Tuesday, September 05, 2006

The important thing is to understand what you're doing rather than to get the right answer

It won't do you a bit of good to review math
It's so simple
So very simple
That only a child can do it!
--- Tom Lehrer, "New Math"

I had a hangover all day long at work. Ugh.

***

In Math Concepts, we reviewed last week's material (Venn diagrams and graphs), had the weekly quiz, and then turned our collective attention (such as it was) to numeration systems. Well, really just the one: our current Arabic-Indian-derived numeration system, with its emphasis on place value. That is, in our system, the value of numbers represented by digits is determined by the place in the number. So when you subtract, say,
256-
132,
you start at the right and say, "six minus two is four" --- and then where most people would go on to say, "five minus three is two," you should actually say "fifty minus thirty is twenty," because even though you're writing single digits, what you're really doing is subtracting three tens from five tens. Which is all very elementary, but it's good to be precise in your terms, mathematically speaking.

We also briefly talked about other number systems than base-ten. For example, what we write as 15 in our base-ten system is written, in base-five, as 30(f). Seems simple, because 30 is twice 15, just as 10 is twice 5, but it's not that easy. It's 30(f) because in base-five, fifteen is counted out:
1 2 3 4 10 11 12 13 14 20 21 22 23 24 30, or three groups of five.

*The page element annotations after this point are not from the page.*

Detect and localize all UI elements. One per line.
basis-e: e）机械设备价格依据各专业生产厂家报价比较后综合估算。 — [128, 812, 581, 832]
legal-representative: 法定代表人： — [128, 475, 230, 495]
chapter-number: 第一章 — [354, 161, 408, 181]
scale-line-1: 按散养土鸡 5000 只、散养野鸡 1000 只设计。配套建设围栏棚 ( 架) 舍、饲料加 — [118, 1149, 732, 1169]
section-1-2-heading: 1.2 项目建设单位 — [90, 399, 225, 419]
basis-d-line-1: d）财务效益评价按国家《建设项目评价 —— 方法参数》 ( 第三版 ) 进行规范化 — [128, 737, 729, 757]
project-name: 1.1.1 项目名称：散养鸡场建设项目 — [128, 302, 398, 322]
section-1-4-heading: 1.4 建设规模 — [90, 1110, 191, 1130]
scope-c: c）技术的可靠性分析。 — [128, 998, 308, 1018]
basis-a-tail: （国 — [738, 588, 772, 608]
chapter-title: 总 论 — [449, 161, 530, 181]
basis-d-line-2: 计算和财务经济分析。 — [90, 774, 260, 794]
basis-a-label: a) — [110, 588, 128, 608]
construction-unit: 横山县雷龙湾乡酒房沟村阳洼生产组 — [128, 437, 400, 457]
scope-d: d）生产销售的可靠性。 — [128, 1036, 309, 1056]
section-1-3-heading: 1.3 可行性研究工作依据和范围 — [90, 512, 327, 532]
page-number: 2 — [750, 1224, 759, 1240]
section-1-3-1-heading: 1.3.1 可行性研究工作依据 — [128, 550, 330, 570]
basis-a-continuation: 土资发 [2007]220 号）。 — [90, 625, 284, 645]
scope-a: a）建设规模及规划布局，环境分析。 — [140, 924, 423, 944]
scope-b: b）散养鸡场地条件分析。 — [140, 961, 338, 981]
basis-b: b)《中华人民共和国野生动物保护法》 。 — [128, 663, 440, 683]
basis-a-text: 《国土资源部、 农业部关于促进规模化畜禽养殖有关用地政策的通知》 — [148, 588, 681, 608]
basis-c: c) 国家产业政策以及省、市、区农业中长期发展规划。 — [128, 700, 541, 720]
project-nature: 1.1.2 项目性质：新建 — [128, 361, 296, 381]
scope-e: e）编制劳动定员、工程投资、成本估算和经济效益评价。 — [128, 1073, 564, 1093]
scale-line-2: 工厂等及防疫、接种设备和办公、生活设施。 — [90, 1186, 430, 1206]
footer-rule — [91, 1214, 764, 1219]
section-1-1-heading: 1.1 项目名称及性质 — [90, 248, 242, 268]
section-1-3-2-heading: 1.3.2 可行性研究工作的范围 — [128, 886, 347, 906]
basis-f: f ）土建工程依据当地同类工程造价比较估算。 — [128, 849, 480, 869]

So what is 38 in base-five? If 15 is 30(f), does 38 become 76(f)?

No.

It's 123(f). 38 is 25 + 10 + 3. Twenty-five is base-five's 100, so you write that first 25 as 100(f). Ten is two groups of five, so it's 20(f). And three ones is still 3(f). Voila! 123!

Now you can understand Tom Lehrer's song, linked above.

Finally, we went over the properties of addition. The new one on me was the closure property. This says that for every set, if you do a certain operation (say, addition) and the result is a number not in that original set, the set is not closed for that operation. If the result of the operation is only numbers in the set, it's closed.

For example.

The set of {4,9} is an open set for addition, because 4 + 9 = 13 which is not in the set.
The set of {even numbers} is closed for addition, because any even number plus any other even number is always an even number.
The set of {odd numbers} is open for addition, because any odd number plus any odd number is an even number, which is not in the set.

Fascinating stuff, eh? No? ...Fine. Then here is an X-ray of a cell phone inside a prisoner's anal cavity.

2 comments:

Janet said...

Ok, I haven't had my coffee yet this morning, but I am just not grasping this base-5 stuff.

Chance said...

Non omnia possumus omnes.

It is rather confusing, made morte so by the use of base-ten logic to the base-five system (because, as we don't use it, we lack the terms to adequately describe it).

Base-ten has place values of one, ten, and hundred (and so on). Base-five has one, five, and twenty-five (five squared). So our 50 (two 25s) is 200(f) --- or two 100s in base-five. And 55 would be written 210, because 5 is base-five's 10.

Clear as glass, now! :)

A far more perplexing question is why I have to write a word verification to comment on my own blog.